Comme si la situation n’était pas encore assez compliquée, il faut y ajouter encore quelques paramètres supplémentaires pour « tenter » d’obtenir une image plus globale de la situation. Ainsi, ces pays ont un point commun avec la Turquie d’Erdogan sunnite, c’est le partage du territoire du Kurdistan et donc de ce peuple qu’on a divisé, qu’on musèle de toutes parts et à qui on refuse ce qui lui revient de droit : son auto-détermination et sa liberté. Erdogan qui n’a aucune envie de voir les kurdes turcs autonomes et indépendants, rentrent donc en soutien aux islamistes pour mieux profiter de l’aubaine et anéantir définitivement toute rébellion kurde. C’était pour lui une occasion à ne pas manquer, d’autant que la Turquie, sous son impulsion, est devenue le foyer des frères musulmans, sunnites. Son soutien aux islamistes, outre la convergescence idéologique est donc parfaitement logique. Pour l’Occident, ça reste toutefois une problématique réelle d’autant que la Turquie est membre de l’OTAN depuis des décennies, donc bien avant l’ère islamique d’Erdogan et ce « pied à terre » moyen-oriental de l’OTAN est tout de même nécessaire à  la stratégie d’Obama.

Obama, lui, depuis 2010, montre une « insolence » particulière vis à vis de Poutine et s’ingénie à réactiver la guerre froide entre US et Russie.
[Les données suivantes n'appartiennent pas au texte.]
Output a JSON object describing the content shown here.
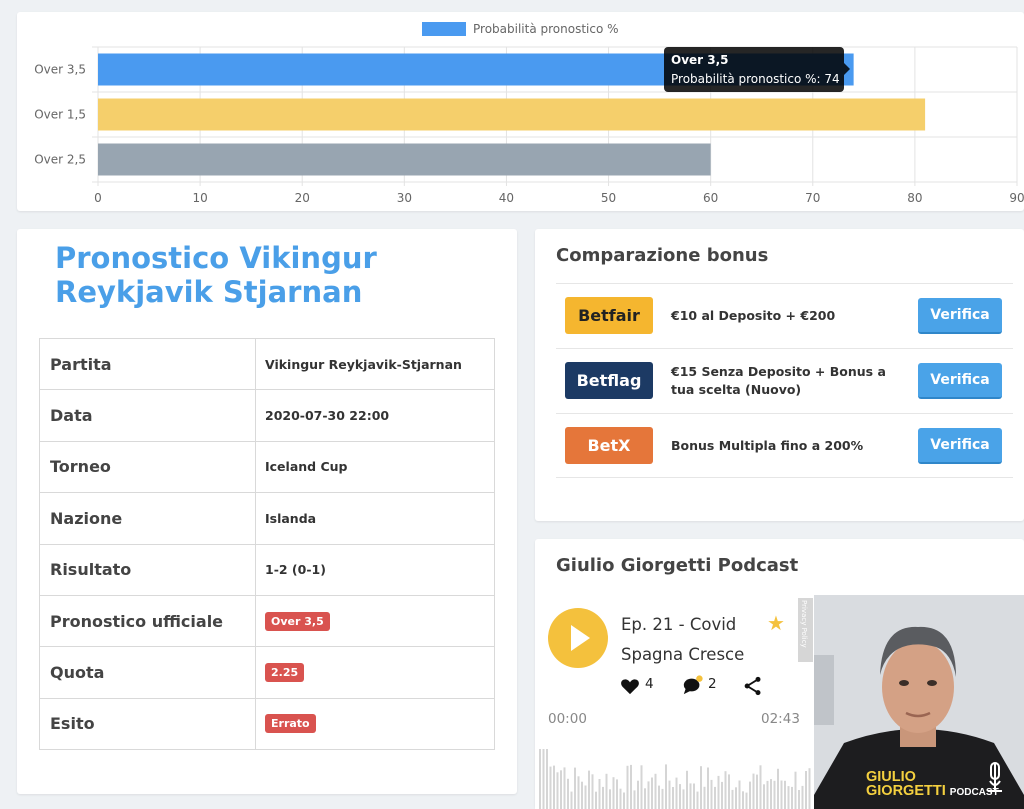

Pour preuve, cette histoire de missiles qu’on veut alors placer en Turquie.. chose qui ne s’était pas passée depuis l’ère Kennedy qui avait retiré ces fameux missiles au cours des négociations relatives aux fameux « treize jours où le monde a tremblé ». Ce geste significatif de la part de l’administration US en 2011 était donc le coup d’envoi de la nouvelle vision politique américaine qui se fondait alors sur une tension volontaire avec la Russie.

Dans la foulée de cette stratégie, la chute de la Libye au prétexte totalement délirant de protéger les populations libyennes par la France me laisse perplexe et même encore plus perplexe quand on sait que l’élimination du dictateur libyen se fond dans une confusion de plusieurs choses.

  • - Depuis quand la France intervient pour liquider un dictateur si elle n’a pas d’intérêts particuliers à protéger ? (bizarrement cette aspiration soudaine à la libération des libyens d’un dictateur sanguinaire coïncide directement à 24 heures d’intervalles avec la déclaration de Kadafi qui exprimait sa volonté de livrer désormais son pétrole à la Russie et d’arrêter d’alimenter l’Occident et la France).
  • - En l’espace de quelques mois, Kadafi passe de partenaire à l’Elysée, à qui on a même donné l’autorisation de planter sa tente dans les jardins du palais, avec qui on était prêt à signer de juteux contrats, notamment en matière de nucléaire, pour finir par devenir un pestiféré : quelque chose m’échappe sur la logique de l’époque.
  • - Les rumeurs persistantes qu’on voudrait voire éteinte quant au financement de la campagne de Sarkozy via des fonds libyens directement octroyés par le dictateur me laisse perplexe et me font m’interroger. Je ne prêterai aucun crédit à ces rumeurs si elles n’étaient pas attestées par des diplomates français sur place ou même par des documents dont les signatures ont été confirmées comme authentiques sur des documents qui sont pour le moins, très gênants pour ne pas dire compromettants.

Toutefois, bien que les raisons de l’action française en Libye soient pour moi, très obscures, le fait est qu’elle existe bien. Là, Sarkozy n’étant pas réélu, c’était le devoir de Hollande de reprendre le flambeau et de traiter le problème dans la continuité afin de ne pas permettre une déliquéscence de la Libye telle que nous la connaissons. Cependant, Hollande, nouvellement arrivé au pouvoir, savait très bien que la situation française ne l’avait pas porté au pouvoir pour élire « monsieur 3 % » mais simplement pour évincer Sarkozy. Ce vote par défaut et la haine viscéral qu’il voue à Sarkozy ont suffi à le convaincre d’abandonner ce « chantier » français pour aller se tailler un costume d’envergure internationale et de chef de guerre sur un terrain où c’est lui qui aurait initié l’action et non Sarkozy, c’est à dire l’Afrique. Aujourd’hui la Libye paie le prix de cet égo et cette animosité entre deux présidents français qui se sont donc succédés au pouvoir, laissant le champ libre en Libye à un extrémisme galopant. Par ailleurs, ça a également fait sauter un verrou stratégique qui contenait le flot de l’immigration massive vers l’Europe, présentant ainsi une aubaine particulière pour les djihadistes en Irak et en Syrie qui ont alors averti pouvoir profiter de cette opportunité pour envahir l’Europe via la Libye.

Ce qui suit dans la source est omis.